This past week we had some of the best harvest weather of the fall season. With winter arriving tomorrow there is still lots of crops to harvest in southwestern Ontario. Who would’ve ever thought at the start of the season that we would be going into winter with some soybeans still in the people. As we look toward Christmas next week, it looks like it will be green at least in this part of Ontario.
This is my 33rd year writing this column so you can figure it out pretty fast that I was a fairly young man when I started. There have been a lot of Christmases on the way to where we are now in 2018. Back in those days Christmas time was just a lot different. However, I think that we can say that for most things, because it was before the Internet and believe it or not, even before computers.
It was a time when if you called somebody on their phone and it kept bringing, they weren’t home. If you got a busy signal, there was hope but invariably it went on forever. It was a simpler time, but not necessarily any better. Needless to say, then as of now here in Canada we have a lot to be thankful for.
I suppose part of that is because I think much more about my needs versus my wants. A shortage of capital was always my problem in my younger days and of course when you went thru the 1980s it was worse than that. I’d like to have newer big tractors to drive, but the agricultural economic reality gets in front of me all the time. At the end of the day, I’m blessed and I’ll take that especially when I consider other people might be less fortunate than me.
At the end of the day, we as farmers are food producers. It might not seem that way sometimes especially in commodity agriculture where we grow corn and soybeans, but eventually that turns into food minus the ethanol and biodiesel. So it is never lost on me that there are still people in our society who are hungry. For instance, I have supported our local food bank on a consistent basis through the years. I read with interest recently where Ontario senior citizens are increasingly using food banks across the province. With us as farmers easily producing agricultural commodities in abundance, I’m always a little bit conflicted on the stories of people not having enough to eat.
Of course, there’s lots of in between on hungry in Ontario with food banks vs. the third world where some people are simply hungry and malnourished. At the same time in places like Bangladesh, luxury cars pass people hungry in the streets. There are lots of contradictions, so many, but it still bothers me that some people don’t have enough to eat when I produce so much food for myself and others.
25 years ago I first visited Bangladesh. It was an education, which changed me forever. People there were very poor, even though things have changed greatly over a 25-year period. Seeing groups of kids begging for food at train stations really bothered me, especially when one boy reaching for food, was knocked down on the tracks and started crying. That indelible image has always stayed with me and likely will forever.
Things have changed in Bangladesh, as I’ve been there six times over that 25 year time period. In a nutshell, sandwiched between China and India, the country is benefiting from being trade with both of them, incomes are rising and there is tangibly less poverty on the streets and in rural areas. It is all a result of the renewed economic growth in China and India and points in between.

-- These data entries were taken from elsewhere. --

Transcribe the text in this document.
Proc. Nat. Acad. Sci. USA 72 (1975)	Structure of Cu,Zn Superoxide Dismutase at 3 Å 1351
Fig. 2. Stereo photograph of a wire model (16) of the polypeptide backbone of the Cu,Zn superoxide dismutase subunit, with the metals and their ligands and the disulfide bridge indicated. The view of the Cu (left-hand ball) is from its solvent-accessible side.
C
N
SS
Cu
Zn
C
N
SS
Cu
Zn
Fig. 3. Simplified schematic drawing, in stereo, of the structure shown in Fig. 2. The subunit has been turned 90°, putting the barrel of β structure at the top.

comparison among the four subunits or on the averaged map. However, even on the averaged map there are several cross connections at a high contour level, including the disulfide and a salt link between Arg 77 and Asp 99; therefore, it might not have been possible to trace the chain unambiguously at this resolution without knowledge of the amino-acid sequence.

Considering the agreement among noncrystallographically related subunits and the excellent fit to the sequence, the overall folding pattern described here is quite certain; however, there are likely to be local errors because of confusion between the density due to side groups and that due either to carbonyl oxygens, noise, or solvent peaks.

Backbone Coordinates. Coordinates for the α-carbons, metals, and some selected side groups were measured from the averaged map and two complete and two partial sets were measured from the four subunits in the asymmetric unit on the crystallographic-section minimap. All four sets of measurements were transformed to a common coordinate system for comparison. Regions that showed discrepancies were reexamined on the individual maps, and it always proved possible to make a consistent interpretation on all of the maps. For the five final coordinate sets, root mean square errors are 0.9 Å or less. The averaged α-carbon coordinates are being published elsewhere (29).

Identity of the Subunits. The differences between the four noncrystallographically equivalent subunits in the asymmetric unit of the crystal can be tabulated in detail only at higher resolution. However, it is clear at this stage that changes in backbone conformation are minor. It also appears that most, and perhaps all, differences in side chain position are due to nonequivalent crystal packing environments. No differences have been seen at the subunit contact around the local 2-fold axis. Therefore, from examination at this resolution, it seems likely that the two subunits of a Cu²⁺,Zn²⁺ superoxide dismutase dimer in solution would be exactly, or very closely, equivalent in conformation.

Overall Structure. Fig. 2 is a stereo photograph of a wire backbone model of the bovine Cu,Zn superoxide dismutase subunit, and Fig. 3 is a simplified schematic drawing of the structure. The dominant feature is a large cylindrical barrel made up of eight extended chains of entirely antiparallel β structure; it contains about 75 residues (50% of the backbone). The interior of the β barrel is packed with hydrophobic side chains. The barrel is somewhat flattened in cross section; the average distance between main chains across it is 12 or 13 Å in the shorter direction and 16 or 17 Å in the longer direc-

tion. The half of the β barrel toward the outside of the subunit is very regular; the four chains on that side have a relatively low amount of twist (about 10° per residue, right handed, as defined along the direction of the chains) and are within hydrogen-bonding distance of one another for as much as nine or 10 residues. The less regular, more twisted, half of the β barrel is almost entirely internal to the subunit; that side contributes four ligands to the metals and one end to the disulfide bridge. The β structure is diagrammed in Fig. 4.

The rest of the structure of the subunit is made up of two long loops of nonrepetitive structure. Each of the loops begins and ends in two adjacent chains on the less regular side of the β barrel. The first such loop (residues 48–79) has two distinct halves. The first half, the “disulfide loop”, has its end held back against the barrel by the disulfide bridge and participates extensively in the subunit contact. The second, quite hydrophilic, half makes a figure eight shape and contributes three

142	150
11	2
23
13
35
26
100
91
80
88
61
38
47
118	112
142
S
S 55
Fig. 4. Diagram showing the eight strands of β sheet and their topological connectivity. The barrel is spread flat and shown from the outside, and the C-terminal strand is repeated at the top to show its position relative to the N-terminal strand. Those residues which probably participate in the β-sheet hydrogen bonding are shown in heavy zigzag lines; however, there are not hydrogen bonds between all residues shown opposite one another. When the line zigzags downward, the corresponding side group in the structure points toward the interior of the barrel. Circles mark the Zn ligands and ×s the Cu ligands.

I was there 11 months ago and saw lots of that evidence first hand. So it pains me to see starting earlier this year a trade war between the United States and China, which will only hurt both economies and by default those other countries in Asia. It would seem the current American administration thinks China needs to be brought down several notches. However, in my mind, that’s not good for the global economy, because it hurts all of us. We need to expand the global economy not shrink it.
Shrinking the global economy means more hungry people. I haven’t even mentioned Africa. Simply put, if these third world countries could rise up economically, it would lead to poverty alleviation and less hungry people. It’s all part of my worldview and something I think about often, surrounded by a world of abundance, especially an abundance of agricultural commodities.
In this Christmas season, its time again to be thankful for all we have. Take time to consider the less fortunate, some of whom may be hungry. We all do our part as food producers, but that hunger part off the farm is often overlooked. Merry Christmas to all.